Well, really it’s a bit early to ask those kind of questions. The questions of the day are, “But is it dance?”, “Do you know what you’re doing?”, and a little less easy to quantify into a smart-arse one-liner, “What’s all this sex stuff about?”.
What’s all this sex stuff about? I don’t think I’m a pervert, but certainly I enjoy a lot of moral relativity, something like a Nietzschean Beyond Good and Evil, and also I wouldn’t say that in any way my performances are a suggestion for an alternate moral foundation, though if things get any more conservative around here, I fully expect to be asked to leave my passport at the border on the way out. Actually the stuff we were doing today that has the asinine title, “lesbian sex pinching orgy” does generate many uncomfortable questions. The most prominent being, “Am I exploiting the dancers I work with?”, and what that question leads to.
The conceptual basis of hell was on one side, Dante’s Inferno, and on the other, Jean Baudrillard’s essay on death, in Symbolic Exchange and Death. The past tense signifies a shift in which Dante became fairly minor, though Botticelli’s etchings of the Inferno feature prominently. Something about the Inferno left me cold, it seemed a fairly pathetic imagination of the damned afterlife, populated by a very literal poetic justice, and something that illuminates the mediocrity and meanness of western religion. Far more fun are the rampaging hoards of the pantheon of Chinese and Asian demonology, who seem far more real, and more importantly do not delineate between life and death in the way western religions do.
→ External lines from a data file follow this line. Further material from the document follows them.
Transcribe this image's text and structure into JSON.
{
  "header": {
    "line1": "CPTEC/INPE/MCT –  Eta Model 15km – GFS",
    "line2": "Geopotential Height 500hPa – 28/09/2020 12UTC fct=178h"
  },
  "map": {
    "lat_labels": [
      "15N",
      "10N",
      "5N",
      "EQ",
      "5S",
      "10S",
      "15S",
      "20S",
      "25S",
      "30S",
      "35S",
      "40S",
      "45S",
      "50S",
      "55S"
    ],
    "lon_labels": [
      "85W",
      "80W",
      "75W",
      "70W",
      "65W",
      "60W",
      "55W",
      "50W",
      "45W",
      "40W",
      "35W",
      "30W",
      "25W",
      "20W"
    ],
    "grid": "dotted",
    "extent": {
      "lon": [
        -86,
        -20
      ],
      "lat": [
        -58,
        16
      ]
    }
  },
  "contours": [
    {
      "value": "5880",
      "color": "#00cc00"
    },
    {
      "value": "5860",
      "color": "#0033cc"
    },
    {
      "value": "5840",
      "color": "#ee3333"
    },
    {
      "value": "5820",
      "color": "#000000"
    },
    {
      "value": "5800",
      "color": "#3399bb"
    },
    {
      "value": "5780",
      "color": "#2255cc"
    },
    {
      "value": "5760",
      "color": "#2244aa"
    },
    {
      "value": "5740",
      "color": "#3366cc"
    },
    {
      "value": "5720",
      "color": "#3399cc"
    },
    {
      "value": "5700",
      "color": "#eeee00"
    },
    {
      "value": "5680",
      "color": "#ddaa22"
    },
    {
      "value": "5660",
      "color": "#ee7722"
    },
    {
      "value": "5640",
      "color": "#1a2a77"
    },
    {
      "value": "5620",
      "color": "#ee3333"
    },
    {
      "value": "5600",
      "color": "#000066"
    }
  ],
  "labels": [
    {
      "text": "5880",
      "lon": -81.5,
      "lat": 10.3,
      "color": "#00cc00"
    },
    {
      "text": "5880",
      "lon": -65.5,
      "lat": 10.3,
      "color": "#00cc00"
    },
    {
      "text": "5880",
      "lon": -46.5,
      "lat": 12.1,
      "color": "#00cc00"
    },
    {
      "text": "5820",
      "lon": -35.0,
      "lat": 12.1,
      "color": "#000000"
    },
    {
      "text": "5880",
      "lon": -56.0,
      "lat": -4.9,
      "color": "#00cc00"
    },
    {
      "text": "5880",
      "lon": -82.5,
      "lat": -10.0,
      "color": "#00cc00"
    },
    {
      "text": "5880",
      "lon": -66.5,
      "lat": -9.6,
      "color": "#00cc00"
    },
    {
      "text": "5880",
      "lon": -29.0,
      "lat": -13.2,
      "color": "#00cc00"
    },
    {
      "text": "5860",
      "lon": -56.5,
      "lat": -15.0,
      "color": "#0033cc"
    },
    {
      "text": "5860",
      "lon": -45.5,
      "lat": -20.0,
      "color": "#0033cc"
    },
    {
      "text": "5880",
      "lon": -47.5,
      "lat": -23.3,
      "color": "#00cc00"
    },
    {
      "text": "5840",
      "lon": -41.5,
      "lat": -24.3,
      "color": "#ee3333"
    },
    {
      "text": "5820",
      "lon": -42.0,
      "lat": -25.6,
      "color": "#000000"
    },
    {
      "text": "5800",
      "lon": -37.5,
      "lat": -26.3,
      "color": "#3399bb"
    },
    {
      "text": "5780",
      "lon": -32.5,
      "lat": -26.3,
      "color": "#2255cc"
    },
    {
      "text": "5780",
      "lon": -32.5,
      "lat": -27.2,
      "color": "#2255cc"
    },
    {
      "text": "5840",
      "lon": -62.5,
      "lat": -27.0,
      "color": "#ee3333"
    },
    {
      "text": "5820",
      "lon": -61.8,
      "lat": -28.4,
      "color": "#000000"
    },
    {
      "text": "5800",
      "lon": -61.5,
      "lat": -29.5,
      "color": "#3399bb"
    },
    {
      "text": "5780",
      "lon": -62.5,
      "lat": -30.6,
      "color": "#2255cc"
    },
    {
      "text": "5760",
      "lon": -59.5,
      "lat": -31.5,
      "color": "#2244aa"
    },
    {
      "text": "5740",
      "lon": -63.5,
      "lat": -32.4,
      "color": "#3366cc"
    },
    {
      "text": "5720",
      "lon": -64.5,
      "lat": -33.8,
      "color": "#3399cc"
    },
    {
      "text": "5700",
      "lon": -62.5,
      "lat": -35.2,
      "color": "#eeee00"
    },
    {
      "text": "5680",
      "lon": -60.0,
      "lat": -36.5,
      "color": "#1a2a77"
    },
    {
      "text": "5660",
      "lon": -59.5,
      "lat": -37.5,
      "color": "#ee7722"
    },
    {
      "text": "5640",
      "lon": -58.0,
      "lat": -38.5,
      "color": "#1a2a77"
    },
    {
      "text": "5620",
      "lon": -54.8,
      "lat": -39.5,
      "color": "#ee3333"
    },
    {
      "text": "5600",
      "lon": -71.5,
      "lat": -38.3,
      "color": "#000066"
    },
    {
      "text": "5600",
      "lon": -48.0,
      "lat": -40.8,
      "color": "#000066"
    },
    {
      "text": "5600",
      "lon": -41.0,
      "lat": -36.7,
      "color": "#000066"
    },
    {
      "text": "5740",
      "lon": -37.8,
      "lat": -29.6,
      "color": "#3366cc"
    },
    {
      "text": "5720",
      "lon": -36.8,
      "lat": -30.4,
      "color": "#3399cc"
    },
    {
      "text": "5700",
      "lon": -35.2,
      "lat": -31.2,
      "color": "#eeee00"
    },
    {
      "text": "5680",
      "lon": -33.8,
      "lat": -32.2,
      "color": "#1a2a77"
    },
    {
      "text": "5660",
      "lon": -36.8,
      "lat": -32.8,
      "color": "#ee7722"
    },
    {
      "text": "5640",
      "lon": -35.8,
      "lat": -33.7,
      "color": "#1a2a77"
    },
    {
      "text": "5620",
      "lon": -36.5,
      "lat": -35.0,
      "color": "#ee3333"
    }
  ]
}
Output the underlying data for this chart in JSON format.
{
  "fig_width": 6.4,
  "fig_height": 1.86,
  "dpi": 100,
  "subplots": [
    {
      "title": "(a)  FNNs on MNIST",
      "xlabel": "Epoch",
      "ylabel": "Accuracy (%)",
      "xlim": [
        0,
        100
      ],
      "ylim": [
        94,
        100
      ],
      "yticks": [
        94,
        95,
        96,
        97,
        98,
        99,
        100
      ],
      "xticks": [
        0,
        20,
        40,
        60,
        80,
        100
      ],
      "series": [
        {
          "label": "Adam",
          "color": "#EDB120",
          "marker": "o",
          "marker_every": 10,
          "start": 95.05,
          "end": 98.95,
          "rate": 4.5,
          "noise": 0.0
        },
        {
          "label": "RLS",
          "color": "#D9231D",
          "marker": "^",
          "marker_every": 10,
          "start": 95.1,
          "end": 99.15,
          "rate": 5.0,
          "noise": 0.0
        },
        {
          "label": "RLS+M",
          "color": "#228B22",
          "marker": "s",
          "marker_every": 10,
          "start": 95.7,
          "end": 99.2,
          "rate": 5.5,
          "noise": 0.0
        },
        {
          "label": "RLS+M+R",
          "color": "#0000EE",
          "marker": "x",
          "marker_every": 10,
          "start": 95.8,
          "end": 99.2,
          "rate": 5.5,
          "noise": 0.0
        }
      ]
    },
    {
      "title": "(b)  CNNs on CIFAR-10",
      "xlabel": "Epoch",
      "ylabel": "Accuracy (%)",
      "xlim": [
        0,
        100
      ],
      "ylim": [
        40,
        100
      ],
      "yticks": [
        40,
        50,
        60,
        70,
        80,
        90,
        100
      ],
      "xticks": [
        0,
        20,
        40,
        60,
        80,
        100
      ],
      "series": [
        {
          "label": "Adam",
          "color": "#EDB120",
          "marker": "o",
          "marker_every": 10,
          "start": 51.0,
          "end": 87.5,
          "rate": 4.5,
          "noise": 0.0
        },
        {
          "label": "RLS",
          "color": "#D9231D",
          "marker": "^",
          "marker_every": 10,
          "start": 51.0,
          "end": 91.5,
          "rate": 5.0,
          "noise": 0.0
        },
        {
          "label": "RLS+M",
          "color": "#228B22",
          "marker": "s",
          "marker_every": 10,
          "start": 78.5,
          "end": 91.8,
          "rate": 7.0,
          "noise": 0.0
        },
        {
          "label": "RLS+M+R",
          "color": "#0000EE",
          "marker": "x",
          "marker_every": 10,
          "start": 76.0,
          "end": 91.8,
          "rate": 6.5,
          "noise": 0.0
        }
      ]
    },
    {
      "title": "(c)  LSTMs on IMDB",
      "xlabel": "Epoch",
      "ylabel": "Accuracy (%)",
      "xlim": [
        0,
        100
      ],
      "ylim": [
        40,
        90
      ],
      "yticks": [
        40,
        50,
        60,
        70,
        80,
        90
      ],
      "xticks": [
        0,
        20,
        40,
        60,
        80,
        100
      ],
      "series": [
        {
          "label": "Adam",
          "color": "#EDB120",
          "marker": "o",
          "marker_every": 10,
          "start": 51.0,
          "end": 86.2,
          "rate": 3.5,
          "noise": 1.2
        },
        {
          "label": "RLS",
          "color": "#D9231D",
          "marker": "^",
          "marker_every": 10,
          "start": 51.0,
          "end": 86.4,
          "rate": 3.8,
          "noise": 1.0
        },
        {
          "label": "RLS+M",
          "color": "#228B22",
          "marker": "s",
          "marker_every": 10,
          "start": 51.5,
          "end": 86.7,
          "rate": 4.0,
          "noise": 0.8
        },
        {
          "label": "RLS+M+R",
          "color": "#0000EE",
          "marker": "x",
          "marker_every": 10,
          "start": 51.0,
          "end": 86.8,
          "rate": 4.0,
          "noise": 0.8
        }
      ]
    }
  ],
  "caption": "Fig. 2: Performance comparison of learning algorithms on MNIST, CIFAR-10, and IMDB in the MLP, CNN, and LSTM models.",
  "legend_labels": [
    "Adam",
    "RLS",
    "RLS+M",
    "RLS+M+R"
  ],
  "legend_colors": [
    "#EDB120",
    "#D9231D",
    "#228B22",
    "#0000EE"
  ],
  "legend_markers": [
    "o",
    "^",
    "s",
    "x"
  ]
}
From there to Japanese sexploitation movies like Samurai Yakuza. And from these back into what was supposed to be an exegesis on death, and most importantly being able to critically justify what I am doing, particularly in reference to Baudrillard’s text. So, death death death death etc. I’m spending the weekend reading Baudrillard, and working out what the fuck is going on in the middle section, in the midst of all these (apparantly) juvenile demonic incubi and semi-undead rapaciously horny meat puppets. When in doubt: Baudrillard.